Opfer war die Deutsche Bahn. Nach Erkenntnissen der Staatsanwaltschaft liegt der Schaden im dreistelligen Millionenbereich.

„Ich bin vollumfänglich geständig – dazu stehe ich“, sagte einer der Angeklagten, der bis zur Aufdeckung des „Schienenkartells“ Vorstandsmitglied bei Voestalpine war. Er mache sich noch immer große Vorwürfe, dass er seine Mitarbeiter nicht aus dem Kartellsystem herausgeführt habe. Entstanden sei das System allerdings durch die marktbeherrschende Position von Thyssen-Krupp.
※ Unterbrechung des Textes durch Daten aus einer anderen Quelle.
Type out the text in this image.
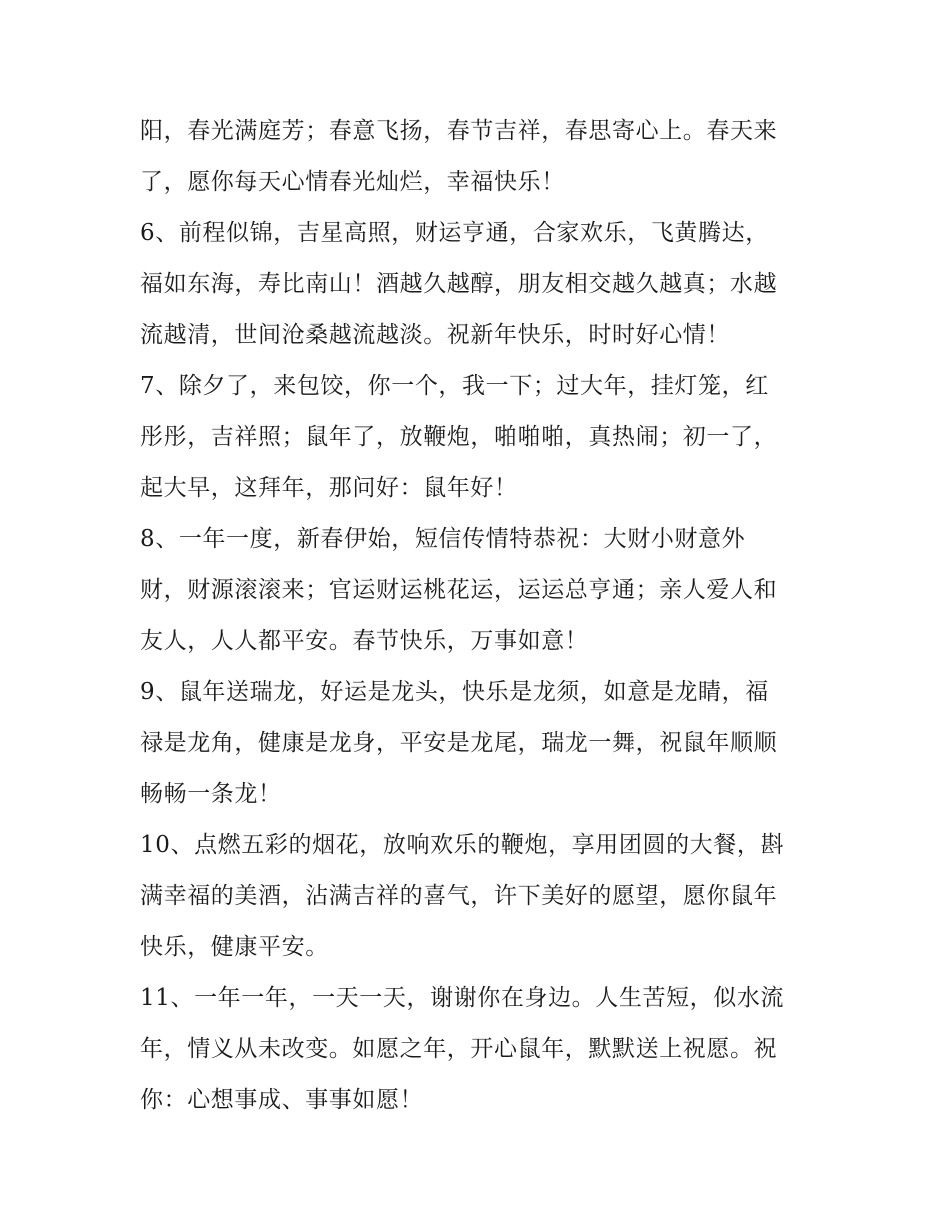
阳，春光满庭芳；春意飞扬，春节吉祥，春思寄心上。春天来
了，愿你每天心情春光灿烂，幸福快乐！
6、前程似锦，吉星高照，财运亨通，合家欢乐，飞黄腾达，
福如东海，寿比南山！酒越久越醇，朋友相交越久越真；水越
流越清，世间沧桑越流越淡。祝新年快乐，时时好心情！
7、除夕了，来包饺，你一个，我一下；过大年，挂灯笼，红
彤彤，吉祥照；鼠年了，放鞭炮，啪啪啪，真热闹；初一了，
起大早，这拜年，那问好：鼠年好！
8、一年一度，新春伊始，短信传情特恭祝：大财小财意外
财，财源滚滚来；官运财运桃花运，运运总亨通；亲人爱人和
友人，人人都平安。春节快乐，万事如意！
9、鼠年送瑞龙，好运是龙头，快乐是龙须，如意是龙睛，福
禄是龙角，健康是龙身，平安是龙尾，瑞龙一舞，祝鼠年顺顺
畅畅一条龙！
10、点燃五彩的烟花，放响欢乐的鞭炮，享用团圆的大餐，斟
满幸福的美酒，沾满吉祥的喜气，许下美好的愿望，愿你鼠年
快乐，健康平安。
11、一年一年，一天一天，谢谢你在身边。人生苦短，似水流
年，情义从未改变。如愿之年，开心鼠年，默默送上祝愿。祝
你：心想事成、事事如愿！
Voestalpine sei durch die Übernahme einer Produktionsstätte in Duisburg eine Zwangsehe eingegangen, die sich zu einer Art „Geiselhaft“ entwickelt habe.

Laut Anklage haben die wettbewerbswidrigen Absprachen spätestens 2001 begonnen. Ziel sei es gewesen, hohe Preise zu erzielen, die unter echten Konkurrenzbedingungen nicht zustande gekommen wären.

Kartellrechtlich ist das Verfahren bereits abgeschlossen. Thyssen-Krupp und Voestalpine haben nach eigenen Angaben Bußgelder von rund 200 Millionen Euro gezahlt.